Ghana, the world’s second-largest cocoa producer, faces a significant decline in cocoa export earnings, projected to drop below $2 billion in 2024—the lowest level since 2010.
Despite robust cocoa futures driven by supply restrictions during the 2023/2024 season, analysis by the JoyNews Research Desk of Bank of Ghana data reveals that the country’s cocoa industry, once a cornerstone of its economy, is on track for its weakest export earnings in over a decade.
Cocoa revenues peaked at $2.87 billion in 2011 but have steadily declined to $2.12 billion in 2023, marking a cumulative drop of 26%—an average annual decrease of 2% over the past ten years.
With 2024 projections indicating a further dip below the critical $2 billion threshold, this ongoing Cocoa decline is likely to exacerbate pressure on the Ghanaian cedi, worsening the country’s fiscal challenges.

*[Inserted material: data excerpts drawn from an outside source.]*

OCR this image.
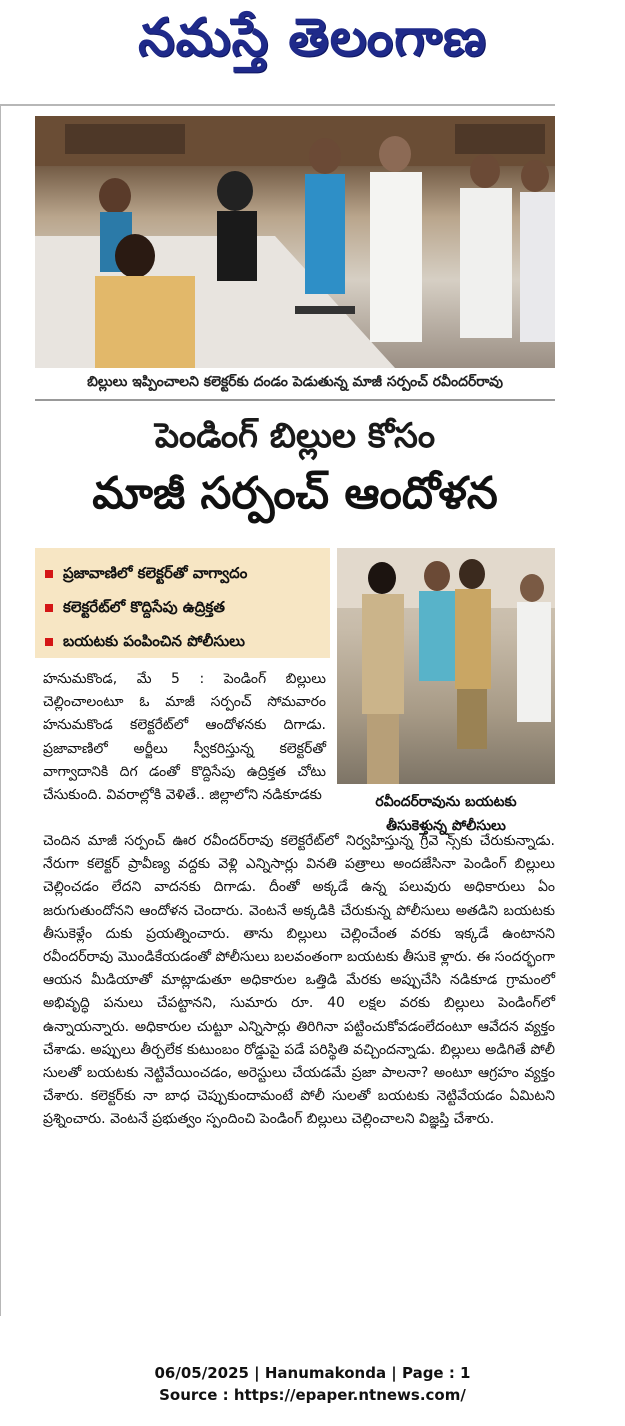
నమస్తే తెలంగాణ
బిల్లులు ఇప్పించాలని కలెక్టర్‌కు దండం పెడుతున్న మాజీ సర్పంచ్ రవీందర్‌రావు
పెండింగ్ బిల్లుల కోసం
మాజీ సర్పంచ్ ఆందోళన
ప్రజావాణిలో కలెక్టర్‌తో వాగ్వాదం
కలెక్టరేట్‌లో కొద్దిసేపు ఉద్రిక్తత
బయటకు పంపించిన పోలీసులు
రవీందర్‌రావును బయటకు
తీసుకెళ్తున్న పోలీసులు

హనుమకొండ, మే 5 : పెండింగ్ బిల్లులు చెల్లించాలంటూ ఓ మాజీ సర్పంచ్ సోమవారం హనుమకొండ కలెక్టరేట్‌లో ఆందోళనకు దిగాడు. ప్రజావాణిలో అర్జీలు స్వీకరిస్తున్న కలెక్టర్‌తో వాగ్వాదానికి దిగ డంతో కొద్దిసేపు ఉద్రిక్తత చోటు చేసుకుంది. వివరాల్లోకి వెళితే.. జిల్లాలోని నడికూడకు

చెందిన మాజీ సర్పంచ్ ఊర రవీందర్‌రావు కలెక్టరేట్‌లో నిర్వహిస్తున్న గ్రీవె న్స్‌కు చేరుకున్నాడు. నేరుగా కలెక్టర్ ప్రావీణ్య వద్దకు వెళ్లి ఎన్నిసార్లు వినతి పత్రాలు అందజేసినా పెండింగ్ బిల్లులు చెల్లించడం లేదని వాదనకు దిగాడు. దీంతో అక్కడే ఉన్న పలువురు అధికారులు ఏం జరుగుతుందోనని ఆందోళన చెందారు. వెంటనే అక్కడికి చేరుకున్న పోలీసులు అతడిని బయటకు తీసుకెళ్లేం దుకు ప్రయత్నించారు. తాను బిల్లులు చెల్లించేంత వరకు ఇక్కడే ఉంటానని రవీందర్‌రావు మొండికేయడంతో పోలీసులు బలవంతంగా బయటకు తీసుకె ళ్లారు. ఈ సందర్భంగా ఆయన మీడియాతో మాట్లాడుతూ అధికారుల ఒత్తిడి మేరకు అప్పుచేసి నడికూడ గ్రామంలో అభివృద్ధి పనులు చేపట్టానని, సుమారు రూ. 40 లక్షల వరకు బిల్లులు పెండింగ్‌లో ఉన్నాయన్నారు. అధికారుల చుట్టూ ఎన్నిసార్లు తిరిగినా పట్టించుకోవడంలేదంటూ ఆవేదన వ్యక్తం చేశాడు. అప్పులు తీర్చలేక కుటుంబం రోడ్డుపై పడే పరిస్థితి వచ్చిందన్నాడు. బిల్లులు అడిగితే పోలీ సులతో బయటకు నెట్టివేయించడం, అరెస్టులు చేయడమే ప్రజా పాలనా? అంటూ ఆగ్రహం వ్యక్తం చేశారు. కలెక్టర్‌కు నా బాధ చెప్పుకుందామంటే పోలీ సులతో బయటకు నెట్టివేయడం ఏమిటని ప్రశ్నించారు. వెంటనే ప్రభుత్వం స్పందించి పెండింగ్ బిల్లులు చెల్లించాలని విజ్ఞప్తి చేశారు.

06/05/2025 | Hanumakonda | Page : 1
Source : https://epaper.ntnews.com/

Multiple factors are crippling cocoa production, including illegal mining (galamsey), erratic weather patterns, crop diseases, and rampant smuggling. These challenges have severely hindered Ghana’s ability to benefit from rising global cocoa prices, complicating efforts to secure cocoa-syndicated loans, which have historically provided essential foreign exchange to stabilize the cedi.
As of August 2024, cocoa export earnings were only $917.8 million, the lowest in six years for that period, and significantly below the $1.7 billion average for the first eight months of the year since 2019. Current cumulative inflows from cocoa exports are $782 million below the five-year average and 43% lower than the same period in 2023, indicating a deepening crisis in the sector.